By Sr. Laura Coughlin
I suffer through a paradox here at Boston College, the cause of which is the constant analysis of theological questions at one remove from praxis.
This paradox challenges me to hold fast to clear boundaries set around moral truths, but also demands flexibility in human relationships according to the model of Christ. It finds expression in an interior protest against what I perceive to be an overemphasis on institutional sin at the expense of a poorly embraced examination of personal fault. And it warns me of the need for right discernment between the two extremes of superstition and rationalism.
It seems as if I am always looking for a middle road in the midst of this paradox, one on which I will experience a radical journey with Christ that is not of my own making, and is true. Where can I find such a road?
A good start for unpacking this question is Leo Tolstoy’s wonderful short novel entitled, Father Sergius. This story traces the life of a promising young prince driven by a humiliating personal offense into a bold decision that would affect the rest of his life.
Shortly before his wedding date, Stepan Kasatsky learns that his fiancé has dallied with the Tsar, to whom he had vowed utter loyalty. In response to his beloved’s offence, Kasatsky abandons his wealth, his girl, and his worldly ambitions to enter a monastery. His strange objective is to use his vocation as a way of spiritually ascending to a place above those who hold a superior rank in the world. This motive is accurately identified by his sister who recognizes his values as her own. In Kasatsky’s bizarre choice, she identifies not an act of virtue but one of contempt. Tolstoy thus prepares the reader for the monk’s failure through the establishment of an interior flaw.
Despite improper motives, the man ordained as Father Sergius is sincere in his religious commitment, and his efforts seem rewarded midway through the story when he gains miraculous healing powers. The devil’s tricks are everywhere, however, and the priest continues to discipline his sinful inclinations severely and immediately, even cutting off his own finger when a temptress presents herself with clear intention. Although his efforts yield some impressive results (e.g. the aforementioned jezebel reforms and enters the convent), the priest is disappointed when his rigor fails to quell temptation. Tortured by self-doubt, he wonders why true holiness is so elusive, and toward the end of the story, having fought his inclinations for many years, he yields to his greatest weakness and lies down with a woman.
What he does next speaks to the point of this essay. The priest neither accepts himself as “more human” on account of his sin, nor endeavors to further discipline his passions as the sole task of his life. Rather he again chucks it all and sets out in search of a girl named Pashenka whom he remembers from earlier days as one he’d mocked with other boys of his station. She is described in her childhood by Tolstoy as a simple person, “a thin little girl with large mild eyes and a timid pathetic face.” She was easy prey to the mean but refined young men who once made her pretend to swim on the floor.

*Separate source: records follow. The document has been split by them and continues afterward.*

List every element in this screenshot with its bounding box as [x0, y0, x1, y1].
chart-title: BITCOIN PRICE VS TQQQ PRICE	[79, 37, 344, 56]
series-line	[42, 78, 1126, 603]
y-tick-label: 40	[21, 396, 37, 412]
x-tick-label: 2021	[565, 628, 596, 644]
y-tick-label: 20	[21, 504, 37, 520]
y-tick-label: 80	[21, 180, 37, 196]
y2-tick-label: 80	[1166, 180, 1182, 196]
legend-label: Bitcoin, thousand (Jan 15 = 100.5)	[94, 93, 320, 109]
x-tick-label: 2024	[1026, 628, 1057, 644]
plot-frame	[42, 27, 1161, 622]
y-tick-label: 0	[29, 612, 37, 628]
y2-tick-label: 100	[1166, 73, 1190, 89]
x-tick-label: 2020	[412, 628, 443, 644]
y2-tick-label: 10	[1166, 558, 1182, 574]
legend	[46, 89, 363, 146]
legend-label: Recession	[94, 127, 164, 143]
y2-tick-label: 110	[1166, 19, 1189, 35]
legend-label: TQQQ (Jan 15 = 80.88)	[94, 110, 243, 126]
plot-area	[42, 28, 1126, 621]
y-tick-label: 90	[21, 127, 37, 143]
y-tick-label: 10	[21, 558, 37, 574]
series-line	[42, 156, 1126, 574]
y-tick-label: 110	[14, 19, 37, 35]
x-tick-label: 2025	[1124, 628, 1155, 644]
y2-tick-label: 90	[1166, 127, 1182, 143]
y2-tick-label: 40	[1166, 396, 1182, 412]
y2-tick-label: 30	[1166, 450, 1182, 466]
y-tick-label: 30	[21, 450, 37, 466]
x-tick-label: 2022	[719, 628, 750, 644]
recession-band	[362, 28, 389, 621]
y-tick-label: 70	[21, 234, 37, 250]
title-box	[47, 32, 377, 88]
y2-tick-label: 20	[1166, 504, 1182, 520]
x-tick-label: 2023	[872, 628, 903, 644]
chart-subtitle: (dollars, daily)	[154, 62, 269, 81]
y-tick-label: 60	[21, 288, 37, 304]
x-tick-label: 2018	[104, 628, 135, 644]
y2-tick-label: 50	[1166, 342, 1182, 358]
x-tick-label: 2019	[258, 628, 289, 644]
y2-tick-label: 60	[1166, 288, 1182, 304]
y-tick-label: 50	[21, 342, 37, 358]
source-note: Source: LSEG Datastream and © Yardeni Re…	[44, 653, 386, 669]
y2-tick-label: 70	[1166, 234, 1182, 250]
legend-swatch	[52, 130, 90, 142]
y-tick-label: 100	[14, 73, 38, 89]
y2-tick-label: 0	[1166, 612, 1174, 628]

By now the invisibly formative and genuinely effective elements of a religious vocation are working their magic on Father Sergius. Pashenka becomes a symbol of the priest’s redemption, and his shame in relation to his earlier treatment of her – a pain sharper than that which is related to his sexual transgression – places him squarely in the throes of a true conversion. When he finds her, Pashenka’s life is as sad as he expects. She has lost her fortune. She is widowed after having lived life with a man who drank too much and beat her. She continues to labor in order to assist relatives who are sick, and perhaps (but not by her admission) also lazy.
Tolstoy, who was himself an aristocrat in search of a deeper faith (see pictures below), now goes to work painting his ideal of the Christian disciple. Pashenka is understanding – her husband’s drinking was “a sickness.” She is generous – her contribution to pilgrims who pass by her door is directly an image of the widow with only two mites. She is grateful – “How I used to dislike music,” she says, “but how useful it is to me now!' She is discretely religious – she “keeps the fasts”, but with great humility she tells the priest who once treated her as a fool that she “lack(s) real religious feeling.”
Father Sergius, who now confesses to be no more than “Stepan Kasatsky – a great and lost sinner,” identifies in Pashenka that which human beings most desire in the Kingdom of God. Pashenka is poor on almost all measures, but in forgiveness she has abundant wealth, and through it she grants her old tormentor access to the middle road on which she has patiently walked with Christ her whole life.